Peu importe que l'OTAN, aujourd'hui à 130 kilomètres de Saint-Pétersbourg, de Leningrad, n'ait aucunement l'intention de rejouer Barbarossa.
Les Russes, compte tenu de leurs souffrances passées, n'évoluent pas dans le rationnel. Eux aussi sont humains. Eux aussi obéissent, réagissent, à des symboles. Eux aussi, comme les Français, sont capables de ne pas discerner la réalité de la menace et de sur-réagir.
Mais ils sont à l'image de leur animal fétiche, l'ours, qui n'attaque l'homme que s'il se sent agressé. A son image ils grognent. Ils organisent des défilés géants sur la Place rouge. Ils exaltent leurs anciens, bardés de médailles.
S'enorgueillissent des nouvelles armes que leurs médias leur présentent, blindés, missiles, avions, navires…Sont à fond derrière leur Président parce qu'ils se disent qu'avec un homme de cette trempe à leur tête, nul n'osera les agresser. Parce qu'ils ne rêvent, dans leur immense majorité, que d'une chose. Ce n'est pas de l'Empire des Tsars à reconstituer, de la puissance soviétique à rebâtir. C'est qu'on les laisse tranquilles et que l'économie redémarre.

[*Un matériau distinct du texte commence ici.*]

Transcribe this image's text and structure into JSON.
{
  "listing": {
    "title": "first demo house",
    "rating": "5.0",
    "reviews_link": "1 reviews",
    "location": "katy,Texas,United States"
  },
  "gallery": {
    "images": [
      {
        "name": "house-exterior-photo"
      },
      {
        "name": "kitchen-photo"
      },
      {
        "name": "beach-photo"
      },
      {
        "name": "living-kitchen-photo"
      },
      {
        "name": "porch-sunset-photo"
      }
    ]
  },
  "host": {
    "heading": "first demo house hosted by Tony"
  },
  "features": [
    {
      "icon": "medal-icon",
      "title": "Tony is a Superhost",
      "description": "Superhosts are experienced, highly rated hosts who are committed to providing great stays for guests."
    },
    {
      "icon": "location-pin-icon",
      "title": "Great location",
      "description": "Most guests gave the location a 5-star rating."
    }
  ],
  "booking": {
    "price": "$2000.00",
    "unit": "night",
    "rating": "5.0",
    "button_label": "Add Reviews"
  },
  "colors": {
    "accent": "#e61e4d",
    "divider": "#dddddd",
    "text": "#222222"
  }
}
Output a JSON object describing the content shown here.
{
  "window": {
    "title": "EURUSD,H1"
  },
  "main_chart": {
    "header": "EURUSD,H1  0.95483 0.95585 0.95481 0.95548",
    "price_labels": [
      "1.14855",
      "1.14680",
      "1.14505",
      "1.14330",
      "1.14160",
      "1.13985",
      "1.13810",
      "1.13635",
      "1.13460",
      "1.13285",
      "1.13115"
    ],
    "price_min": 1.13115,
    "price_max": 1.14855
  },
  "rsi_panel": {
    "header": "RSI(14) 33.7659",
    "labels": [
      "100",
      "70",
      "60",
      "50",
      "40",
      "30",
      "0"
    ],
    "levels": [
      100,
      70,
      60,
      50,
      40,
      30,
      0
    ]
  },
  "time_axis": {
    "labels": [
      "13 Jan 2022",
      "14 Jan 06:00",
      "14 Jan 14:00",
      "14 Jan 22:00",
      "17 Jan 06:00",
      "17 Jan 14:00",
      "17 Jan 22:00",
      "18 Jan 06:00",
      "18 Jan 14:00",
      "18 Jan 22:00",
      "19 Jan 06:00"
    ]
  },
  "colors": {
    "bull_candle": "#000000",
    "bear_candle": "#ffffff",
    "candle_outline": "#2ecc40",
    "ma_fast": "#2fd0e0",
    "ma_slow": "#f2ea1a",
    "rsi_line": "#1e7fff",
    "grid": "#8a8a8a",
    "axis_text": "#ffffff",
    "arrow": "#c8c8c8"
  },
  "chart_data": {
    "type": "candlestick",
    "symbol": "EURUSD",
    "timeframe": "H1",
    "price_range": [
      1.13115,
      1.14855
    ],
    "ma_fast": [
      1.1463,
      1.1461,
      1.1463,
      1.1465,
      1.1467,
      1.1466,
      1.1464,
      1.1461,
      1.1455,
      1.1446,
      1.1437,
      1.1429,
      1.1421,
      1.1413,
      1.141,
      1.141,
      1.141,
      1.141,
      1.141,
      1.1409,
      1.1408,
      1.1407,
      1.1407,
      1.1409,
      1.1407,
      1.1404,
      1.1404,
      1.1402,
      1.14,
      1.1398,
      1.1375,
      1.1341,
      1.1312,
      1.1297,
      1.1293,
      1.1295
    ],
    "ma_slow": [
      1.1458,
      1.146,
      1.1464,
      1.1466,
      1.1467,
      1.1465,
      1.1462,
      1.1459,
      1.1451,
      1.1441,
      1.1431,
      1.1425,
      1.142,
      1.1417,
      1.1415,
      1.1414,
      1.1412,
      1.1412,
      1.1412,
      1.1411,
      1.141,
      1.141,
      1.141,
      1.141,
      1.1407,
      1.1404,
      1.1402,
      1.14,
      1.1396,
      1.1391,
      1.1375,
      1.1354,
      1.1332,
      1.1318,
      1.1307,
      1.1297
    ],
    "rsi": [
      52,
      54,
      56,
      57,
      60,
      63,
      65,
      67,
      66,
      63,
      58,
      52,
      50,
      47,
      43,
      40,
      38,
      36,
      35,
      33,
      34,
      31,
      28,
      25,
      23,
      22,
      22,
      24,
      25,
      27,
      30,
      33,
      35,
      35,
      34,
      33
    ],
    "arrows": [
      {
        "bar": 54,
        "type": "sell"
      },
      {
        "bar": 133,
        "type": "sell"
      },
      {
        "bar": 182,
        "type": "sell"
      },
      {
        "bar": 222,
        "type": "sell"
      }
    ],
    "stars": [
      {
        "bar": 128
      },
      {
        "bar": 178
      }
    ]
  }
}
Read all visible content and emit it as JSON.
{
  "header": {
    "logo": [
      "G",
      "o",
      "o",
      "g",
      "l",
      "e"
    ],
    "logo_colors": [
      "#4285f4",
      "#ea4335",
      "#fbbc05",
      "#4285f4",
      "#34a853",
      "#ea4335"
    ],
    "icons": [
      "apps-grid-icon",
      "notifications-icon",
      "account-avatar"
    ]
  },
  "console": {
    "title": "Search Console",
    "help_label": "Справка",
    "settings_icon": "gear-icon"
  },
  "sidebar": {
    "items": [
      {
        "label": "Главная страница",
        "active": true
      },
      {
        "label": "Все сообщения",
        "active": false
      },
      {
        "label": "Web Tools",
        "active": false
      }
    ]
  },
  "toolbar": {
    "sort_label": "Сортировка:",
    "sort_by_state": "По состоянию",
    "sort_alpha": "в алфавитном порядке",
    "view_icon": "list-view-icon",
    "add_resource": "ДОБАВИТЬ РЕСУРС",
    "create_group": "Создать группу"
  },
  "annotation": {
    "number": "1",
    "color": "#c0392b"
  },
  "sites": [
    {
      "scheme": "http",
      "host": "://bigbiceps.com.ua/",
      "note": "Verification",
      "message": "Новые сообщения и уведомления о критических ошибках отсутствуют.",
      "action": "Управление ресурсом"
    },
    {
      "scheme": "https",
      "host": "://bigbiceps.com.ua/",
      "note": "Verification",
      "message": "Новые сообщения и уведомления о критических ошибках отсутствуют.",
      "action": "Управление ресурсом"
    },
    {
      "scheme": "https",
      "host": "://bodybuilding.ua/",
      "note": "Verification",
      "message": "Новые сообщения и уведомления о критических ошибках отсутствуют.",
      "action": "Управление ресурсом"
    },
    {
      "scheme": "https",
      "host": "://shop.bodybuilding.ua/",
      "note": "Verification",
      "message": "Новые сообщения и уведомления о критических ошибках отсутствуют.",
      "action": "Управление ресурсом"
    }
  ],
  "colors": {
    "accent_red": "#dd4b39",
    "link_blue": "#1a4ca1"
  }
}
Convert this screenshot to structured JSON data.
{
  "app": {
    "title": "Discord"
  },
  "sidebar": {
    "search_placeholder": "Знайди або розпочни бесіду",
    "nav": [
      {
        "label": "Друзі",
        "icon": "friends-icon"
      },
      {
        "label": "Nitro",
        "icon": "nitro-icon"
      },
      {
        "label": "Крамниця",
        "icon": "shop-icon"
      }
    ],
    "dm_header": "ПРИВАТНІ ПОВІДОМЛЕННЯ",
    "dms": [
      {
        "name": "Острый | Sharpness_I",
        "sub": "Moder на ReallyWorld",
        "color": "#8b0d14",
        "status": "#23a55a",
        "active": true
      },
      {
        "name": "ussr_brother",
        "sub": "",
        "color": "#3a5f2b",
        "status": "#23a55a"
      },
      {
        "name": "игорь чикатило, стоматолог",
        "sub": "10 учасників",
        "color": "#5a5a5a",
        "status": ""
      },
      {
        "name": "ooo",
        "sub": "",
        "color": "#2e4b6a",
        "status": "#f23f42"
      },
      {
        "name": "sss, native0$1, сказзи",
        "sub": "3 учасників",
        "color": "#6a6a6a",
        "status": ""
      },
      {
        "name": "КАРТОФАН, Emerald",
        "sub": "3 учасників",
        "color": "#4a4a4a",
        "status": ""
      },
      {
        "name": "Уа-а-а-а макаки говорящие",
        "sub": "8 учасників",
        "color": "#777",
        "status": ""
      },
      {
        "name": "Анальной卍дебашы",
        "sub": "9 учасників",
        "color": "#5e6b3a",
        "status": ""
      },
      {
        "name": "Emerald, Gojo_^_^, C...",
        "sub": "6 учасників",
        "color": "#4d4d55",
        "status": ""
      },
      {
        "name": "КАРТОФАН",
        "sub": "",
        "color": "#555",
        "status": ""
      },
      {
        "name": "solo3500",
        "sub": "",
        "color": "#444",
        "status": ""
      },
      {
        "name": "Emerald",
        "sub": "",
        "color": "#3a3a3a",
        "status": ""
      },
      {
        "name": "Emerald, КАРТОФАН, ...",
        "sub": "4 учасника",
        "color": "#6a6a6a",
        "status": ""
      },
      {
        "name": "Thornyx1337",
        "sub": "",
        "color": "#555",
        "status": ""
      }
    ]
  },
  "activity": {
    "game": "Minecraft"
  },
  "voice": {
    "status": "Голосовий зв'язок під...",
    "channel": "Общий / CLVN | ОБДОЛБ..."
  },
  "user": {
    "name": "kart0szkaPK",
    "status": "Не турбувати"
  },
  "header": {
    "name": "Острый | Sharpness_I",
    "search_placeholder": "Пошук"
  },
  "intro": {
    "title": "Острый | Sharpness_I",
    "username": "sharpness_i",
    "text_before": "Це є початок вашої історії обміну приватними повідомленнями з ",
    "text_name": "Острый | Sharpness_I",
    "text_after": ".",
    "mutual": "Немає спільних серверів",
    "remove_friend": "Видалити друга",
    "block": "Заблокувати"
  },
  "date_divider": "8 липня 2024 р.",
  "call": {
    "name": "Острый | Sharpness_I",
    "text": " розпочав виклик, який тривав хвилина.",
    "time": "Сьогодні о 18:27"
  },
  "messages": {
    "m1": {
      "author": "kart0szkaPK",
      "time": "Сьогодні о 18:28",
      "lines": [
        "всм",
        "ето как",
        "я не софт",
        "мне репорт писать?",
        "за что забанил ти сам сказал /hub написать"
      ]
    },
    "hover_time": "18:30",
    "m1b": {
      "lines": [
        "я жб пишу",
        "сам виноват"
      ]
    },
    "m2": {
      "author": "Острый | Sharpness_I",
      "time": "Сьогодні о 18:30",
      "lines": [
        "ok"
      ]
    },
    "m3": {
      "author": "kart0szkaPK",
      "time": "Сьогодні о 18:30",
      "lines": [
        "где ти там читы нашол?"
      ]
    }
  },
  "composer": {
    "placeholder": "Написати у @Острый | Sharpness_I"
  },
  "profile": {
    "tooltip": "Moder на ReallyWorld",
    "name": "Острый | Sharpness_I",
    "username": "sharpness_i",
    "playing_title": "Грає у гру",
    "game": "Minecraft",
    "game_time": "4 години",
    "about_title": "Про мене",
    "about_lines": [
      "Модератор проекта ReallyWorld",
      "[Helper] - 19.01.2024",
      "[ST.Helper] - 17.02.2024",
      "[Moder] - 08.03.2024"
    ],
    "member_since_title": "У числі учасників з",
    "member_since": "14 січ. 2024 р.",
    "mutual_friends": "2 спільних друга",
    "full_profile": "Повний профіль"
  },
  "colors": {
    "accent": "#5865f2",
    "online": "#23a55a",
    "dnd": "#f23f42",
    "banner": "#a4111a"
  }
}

Et la comparaison n'est pas innocente.
Nous étions prêts à lancer des frappes nucléaires tactiques pendant la guerre froide parce que nous savions que nos seules forces conventionnelles n'étaient pas en mesure de nous protéger. La Russie, aujourd'hui, est dans le même état d'esprit. Le Kremlin est sans illusions sur les capacités de ses armées, malgré les efforts de modernisation en cours, en cas d'agression d'une puissance majeure contre son territoire. Afin de mieux dissuader un tel scénario il prévient qu'il est décidé à défendre ses intérêts vitaux jusqu'au bout. Rien de plus. Si vis pacem para bellum.